Both groups are hostile to another. Probably because by instinct they understand they ultimately know only 1 can survive in the long run.
And while I don't judge either camp (the company could deliver with either method), the amount of money that gets burned by running a shadow-IT within the same org is staggering. Say you need to roll out some tools because of compliance you have 2 teams duplicating benchmarks etc. It's like a technical debt factory.
It seems the best way would be for management to consolidate one group, but they are technically too far removed from reality of engineering struggles. At the same time they do complain about the current difficult climate, have hiring freeze and travel constraints because of budget.
I understand that this isn't a technical issue which is why we have communicated using cost comparison and business language. But to no avail. It seems the only way for things to become better is to let them get worse first.
But maybe I've missed something. Any advise how this could be resolved is highly appreciated.
Ultimately, leadership has to make tough decisions cut costs while not impacting the company's continued growth.
It requires painful, swift decisions and a massive culture shift. I would bet you have a CIO(or similar title) who owns the legacy stuff and a CTO where shadow IT lives. One of those people needs to report to the other and if that is the case today, one needs to go (which is likely the case regardless).
In the end, it kind of boils down to the big questions "what do you own?" and "what do you control?"
When the markets get choppy, people start asking questions that they otherwise wouldn't ask. There's a lot of choppiness right now, and businesses want to reduce risk. Actually owning and controlling hardware, and software, can reduce risk via less reliance on third-parties. But it can also reduce costs, like with 37 Signals [^1], which is yet another risk reduction.
Another question to ask (from a business perspective), in order to reframe your concerns, would be "where is our risk?"

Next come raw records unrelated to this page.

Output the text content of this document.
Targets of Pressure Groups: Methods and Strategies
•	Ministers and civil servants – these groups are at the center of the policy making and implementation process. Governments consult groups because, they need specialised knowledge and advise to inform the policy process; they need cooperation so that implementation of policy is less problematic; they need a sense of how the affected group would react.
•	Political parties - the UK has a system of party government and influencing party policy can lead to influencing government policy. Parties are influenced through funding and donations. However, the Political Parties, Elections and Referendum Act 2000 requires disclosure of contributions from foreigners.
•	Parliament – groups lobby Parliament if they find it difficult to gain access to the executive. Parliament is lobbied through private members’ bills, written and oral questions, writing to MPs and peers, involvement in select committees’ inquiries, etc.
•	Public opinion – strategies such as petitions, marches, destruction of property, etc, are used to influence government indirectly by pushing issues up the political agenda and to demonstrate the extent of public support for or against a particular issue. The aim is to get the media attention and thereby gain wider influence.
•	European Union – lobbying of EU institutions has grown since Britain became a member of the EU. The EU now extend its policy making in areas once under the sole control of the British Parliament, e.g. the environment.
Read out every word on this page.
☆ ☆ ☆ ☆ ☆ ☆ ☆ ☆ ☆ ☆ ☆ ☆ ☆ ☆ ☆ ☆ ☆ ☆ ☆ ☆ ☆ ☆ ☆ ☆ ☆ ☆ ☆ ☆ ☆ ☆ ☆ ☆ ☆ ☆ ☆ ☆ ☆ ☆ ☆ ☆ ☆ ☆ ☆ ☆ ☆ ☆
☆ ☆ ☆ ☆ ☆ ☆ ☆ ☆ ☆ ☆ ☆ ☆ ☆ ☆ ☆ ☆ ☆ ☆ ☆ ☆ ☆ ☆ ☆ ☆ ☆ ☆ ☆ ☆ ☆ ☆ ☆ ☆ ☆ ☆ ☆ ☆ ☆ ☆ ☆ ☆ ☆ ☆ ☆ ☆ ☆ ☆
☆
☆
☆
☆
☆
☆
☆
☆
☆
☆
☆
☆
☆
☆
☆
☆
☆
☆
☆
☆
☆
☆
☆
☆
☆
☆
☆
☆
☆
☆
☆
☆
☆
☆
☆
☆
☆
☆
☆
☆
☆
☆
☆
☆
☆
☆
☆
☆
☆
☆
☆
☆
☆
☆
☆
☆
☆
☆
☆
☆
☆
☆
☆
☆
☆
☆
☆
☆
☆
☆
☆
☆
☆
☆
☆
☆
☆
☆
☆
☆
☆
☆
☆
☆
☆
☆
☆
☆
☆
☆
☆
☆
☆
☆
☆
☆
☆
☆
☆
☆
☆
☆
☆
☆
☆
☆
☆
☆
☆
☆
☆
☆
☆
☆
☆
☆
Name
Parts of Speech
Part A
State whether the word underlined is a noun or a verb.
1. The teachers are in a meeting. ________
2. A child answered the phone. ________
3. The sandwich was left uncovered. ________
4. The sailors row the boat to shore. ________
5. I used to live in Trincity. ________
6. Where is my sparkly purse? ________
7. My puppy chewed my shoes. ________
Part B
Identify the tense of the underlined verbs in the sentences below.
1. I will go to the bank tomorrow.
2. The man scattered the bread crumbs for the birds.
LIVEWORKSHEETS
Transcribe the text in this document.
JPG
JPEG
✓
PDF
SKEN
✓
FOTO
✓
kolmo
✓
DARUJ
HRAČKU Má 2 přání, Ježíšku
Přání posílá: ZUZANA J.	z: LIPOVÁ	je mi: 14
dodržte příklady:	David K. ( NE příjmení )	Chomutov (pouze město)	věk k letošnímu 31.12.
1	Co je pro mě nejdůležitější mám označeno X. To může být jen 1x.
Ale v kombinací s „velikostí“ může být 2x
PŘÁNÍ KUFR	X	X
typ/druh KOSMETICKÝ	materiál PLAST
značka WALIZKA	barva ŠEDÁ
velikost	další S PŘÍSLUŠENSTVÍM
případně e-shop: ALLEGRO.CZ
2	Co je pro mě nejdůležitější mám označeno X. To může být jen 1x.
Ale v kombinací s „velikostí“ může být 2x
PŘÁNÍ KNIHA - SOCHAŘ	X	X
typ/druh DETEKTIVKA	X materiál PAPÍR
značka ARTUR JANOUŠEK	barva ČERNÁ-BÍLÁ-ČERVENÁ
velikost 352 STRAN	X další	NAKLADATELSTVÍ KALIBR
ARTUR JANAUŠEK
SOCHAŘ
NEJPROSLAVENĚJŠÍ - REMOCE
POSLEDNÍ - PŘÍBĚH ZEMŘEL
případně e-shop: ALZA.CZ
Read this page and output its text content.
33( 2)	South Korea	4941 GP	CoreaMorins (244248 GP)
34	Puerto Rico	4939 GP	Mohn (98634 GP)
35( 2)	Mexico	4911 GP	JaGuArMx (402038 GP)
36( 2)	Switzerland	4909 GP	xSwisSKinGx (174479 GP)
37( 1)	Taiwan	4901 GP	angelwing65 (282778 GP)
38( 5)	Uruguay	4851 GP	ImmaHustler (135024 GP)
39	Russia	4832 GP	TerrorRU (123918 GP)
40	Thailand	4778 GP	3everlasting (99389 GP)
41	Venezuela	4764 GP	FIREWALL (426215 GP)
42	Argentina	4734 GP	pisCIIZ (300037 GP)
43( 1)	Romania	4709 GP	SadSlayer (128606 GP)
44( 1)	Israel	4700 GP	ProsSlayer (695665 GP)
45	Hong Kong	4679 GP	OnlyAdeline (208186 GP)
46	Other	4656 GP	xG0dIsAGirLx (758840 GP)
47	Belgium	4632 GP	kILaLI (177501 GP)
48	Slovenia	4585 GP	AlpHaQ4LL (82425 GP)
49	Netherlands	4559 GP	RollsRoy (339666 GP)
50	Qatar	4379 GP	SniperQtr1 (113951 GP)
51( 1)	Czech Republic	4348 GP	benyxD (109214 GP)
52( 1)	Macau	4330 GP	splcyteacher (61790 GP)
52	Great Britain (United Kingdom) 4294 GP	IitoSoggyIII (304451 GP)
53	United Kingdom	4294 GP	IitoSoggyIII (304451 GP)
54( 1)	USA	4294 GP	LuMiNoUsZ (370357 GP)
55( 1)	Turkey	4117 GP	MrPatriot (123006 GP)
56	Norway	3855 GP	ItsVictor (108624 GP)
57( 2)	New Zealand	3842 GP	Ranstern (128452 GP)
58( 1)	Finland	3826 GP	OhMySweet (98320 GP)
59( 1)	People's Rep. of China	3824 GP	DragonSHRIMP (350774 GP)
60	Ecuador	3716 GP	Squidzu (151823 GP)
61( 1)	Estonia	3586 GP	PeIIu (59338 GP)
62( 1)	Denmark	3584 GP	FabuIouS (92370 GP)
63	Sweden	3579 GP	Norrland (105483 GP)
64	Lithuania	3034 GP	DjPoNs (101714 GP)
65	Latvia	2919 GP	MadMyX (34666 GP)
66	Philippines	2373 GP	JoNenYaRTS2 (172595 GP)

Perhaps they're reducing risk by having one foot outside of the cloud.
[^0]: https://keygen.sh/blog/all-your-licensing-are-belong-to-you/
[^1]: https://world.hey.com/dhh/why-we-re-leaving-the-cloud-654b47...
Start small, pick one service at a time (compute this quarter, postgres next quarter, secrets management the next) and use the emerging platform to strangle out paid services
Cloud team gets to stay cloudy, on prem team still gets to farm servers
The key to success is having the right on-prem solution to help bring both teams together while driving costs down. Our solution at Triton Datacenter (https://tritondatacenter.com) has helped various enterprises tackle this issue by providing a public cloud-like experience on-prem.
That said, a number of companies have left the cloud for cost reasons. 37 Signals is a recent high-profile example: https://world.hey.com/dhh/why-we-re-leaving-the-cloud-654b47...
I've read of others leaving for cost reasons as well. Many run niche workloads that don't make sense in the cloud. One company, if I recall correctly, was doing scientific processing that required massive, but not unlimited, CPU and GPU resources. They found it was cheaper to buy a bunch of high-end workstations and run their jobs locally. They didn't need the cloud's 24/7 uptime guarantees, because they were doing offline processing with no public-facing apps.